The work function of a metal is 2 eV. What is the threshold frequency for the photoelectric emission? (Take Planck's constant $ h = 6.63 \times 10^{-34} \, \text{Js} $, $ 1 \, \text{eV} = 1.6 \times 10^{-19} \, \text{J} $)

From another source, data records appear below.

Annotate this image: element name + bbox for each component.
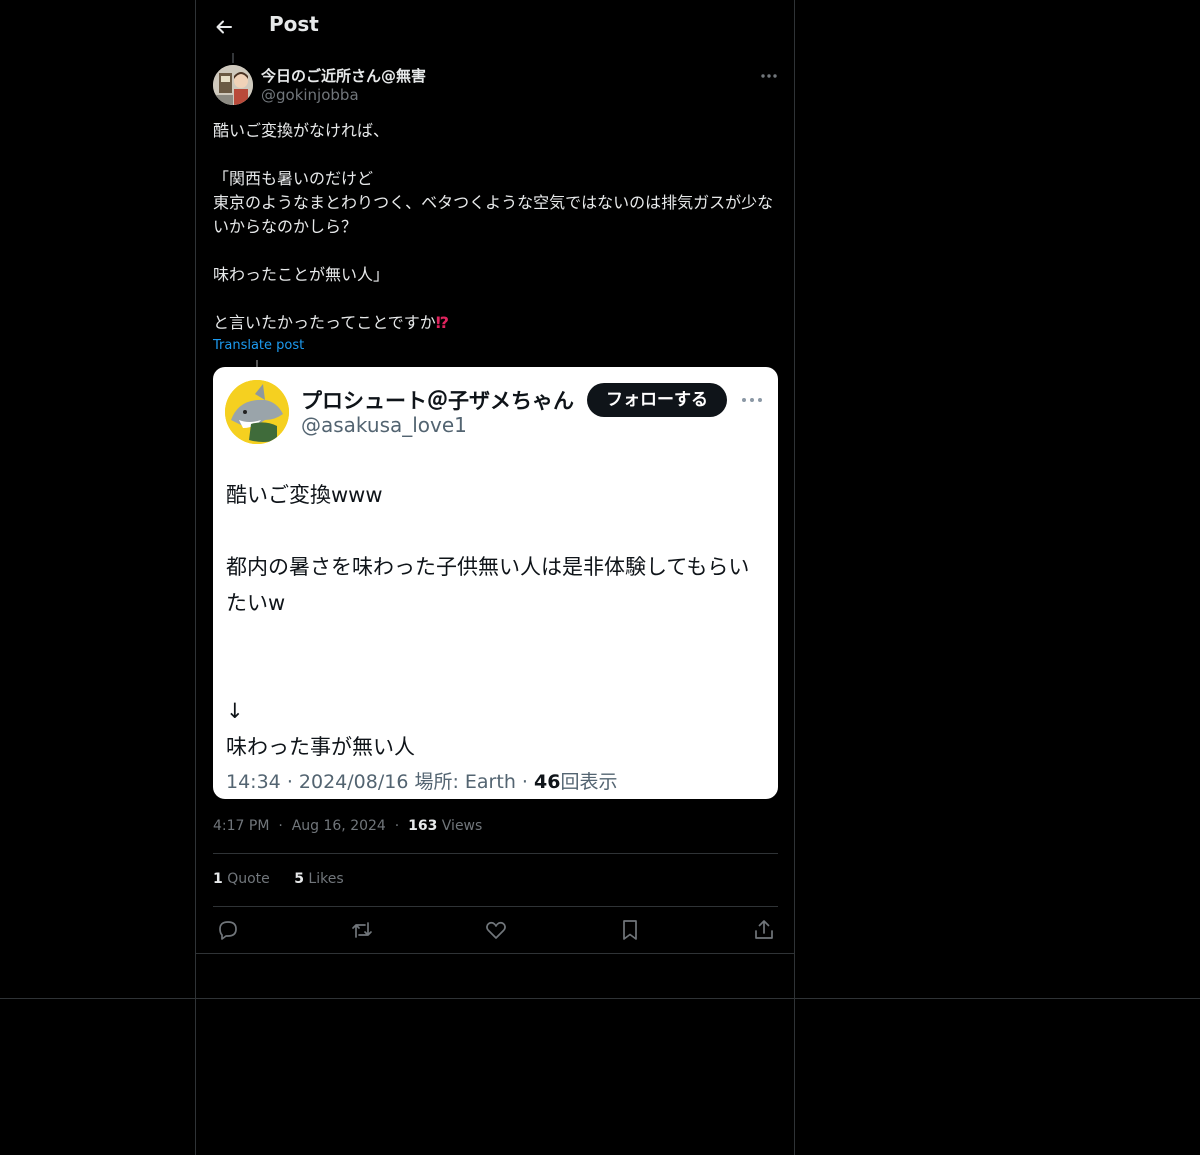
views-label: Views: [441, 818, 483, 834]
embed-views-label: 回表示: [560, 771, 618, 793]
quotes-label: Quote: [227, 871, 270, 887]
header: Post: [196, 0, 794, 53]
author-avatar[interactable]: [213, 65, 253, 105]
interrobang-emoji: ⁉: [435, 313, 449, 332]
divider: [213, 853, 778, 854]
likes-link[interactable]: 5 Likes: [294, 871, 343, 887]
post-text: 酷いご変換がなければ、 「関西も暑いのだけど 東京のようなまとわりつく、ベタつく…: [213, 119, 783, 335]
engagement-stats: 1 Quote 5 Likes: [213, 871, 364, 887]
embed-place: 場所: Earth: [414, 771, 516, 793]
quotes-link[interactable]: 1 Quote: [213, 871, 270, 887]
likes-count: 5: [294, 871, 304, 887]
author-display-name[interactable]: 今日のご近所さん@無害: [261, 65, 426, 86]
embedded-screenshot[interactable]: プロシュート＠子ザメちゃん @asakusa_love1 フォローする 酷いご変…: [213, 367, 778, 799]
more-icon[interactable]: [759, 66, 779, 86]
meta-dot: ·: [394, 818, 400, 834]
author-handle[interactable]: @gokinjobba: [261, 86, 359, 104]
embed-handle: @asakusa_love1: [301, 413, 467, 437]
thread-connector: [232, 53, 234, 63]
embed-dot: ·: [286, 771, 293, 793]
meta-dot: ·: [278, 818, 283, 834]
embed-more-icon: [740, 390, 764, 410]
embed-avatar: [225, 380, 289, 444]
embed-views-count: 46: [534, 771, 561, 793]
back-arrow-icon[interactable]: [214, 17, 234, 37]
embed-post-text: 酷いご変換www 都内の暑さを味わった子供無い人は是非体験してもらいたいw ↓ …: [226, 483, 750, 759]
main-column: Post 今日のご近所さん@無害 @gokinjobba 酷いご変換がなければ、…: [195, 0, 795, 1155]
divider: [213, 906, 778, 907]
embed-time: 14:34: [226, 771, 281, 793]
embed-meta: 14:34 · 2024/08/16 場所: Earth · 46回表示: [226, 767, 617, 794]
post-meta: 4:17 PM · Aug 16, 2024 · 163 Views: [213, 818, 482, 834]
follow-button: フォローする: [587, 383, 727, 417]
post-time[interactable]: 4:17 PM: [213, 818, 269, 834]
post-text-content: 酷いご変換がなければ、 「関西も暑いのだけど 東京のようなまとわりつく、ベタつく…: [213, 121, 774, 332]
page-title: Post: [269, 12, 319, 36]
divider: [196, 953, 794, 954]
bookmark-icon[interactable]: [618, 918, 642, 942]
embed-dot: ·: [521, 771, 528, 793]
translate-post-link[interactable]: Translate post: [213, 338, 304, 353]
share-icon[interactable]: [752, 918, 776, 942]
views-count: 163: [408, 818, 438, 834]
reply-icon[interactable]: [216, 918, 240, 942]
embed-display-name: プロシュート＠子ザメちゃん: [301, 389, 574, 413]
embed-date: 2024/08/16: [298, 771, 409, 793]
post-date[interactable]: Aug 16, 2024: [292, 818, 386, 834]
quotes-count: 1: [213, 871, 223, 887]
repost-icon[interactable]: [350, 918, 374, 942]
like-icon[interactable]: [484, 918, 508, 942]
likes-label: Likes: [308, 871, 344, 887]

• A. \(4.8 \times 10^{14} \, \text{Hz}\)
• B. \(5.2 \times 10^{14} \, \text{Hz}\)
• C. \(6.2 \times 10^{14} \, \text{Hz}\)
• D. \(7.4 \times 10^{14} \, \text{Hz}\)

Hint:

To find the threshold frequency, always convert the work function from eV to joules before using \( f = \frac{E}{h} \).

Answer 1

The Correct Option is A

The threshold frequency \( f_0 \) for photoelectric emission is calculated using the relationship between work function (ϕ) and Planck's constant (h):

\( ϕ = h \cdot f_0 \)

The provided values are:

• Work function \( ϕ = 2 \, \text{eV} = 3.2 \times 10^{-19} \, \text{J} \)
• Planck's constant \( h = 6.63 \times 10^{-34} \, \text{Js} \)

Substituting these into the equation yields:

\( 3.2 \times 10^{-19} = 6.63 \times 10^{-34} \times f_0 \)

Solving for \( f_0 \):

\( f_0 = \frac{3.2 \times 10^{-19}}{6.63 \times 10^{-34}} \)

\( f_0 = 4.8 \times 10^{14} \, \text{Hz} \)

The threshold frequency for photoelectric emission is therefore \( 4.8 \times 10^{14} \, \text{Hz} \).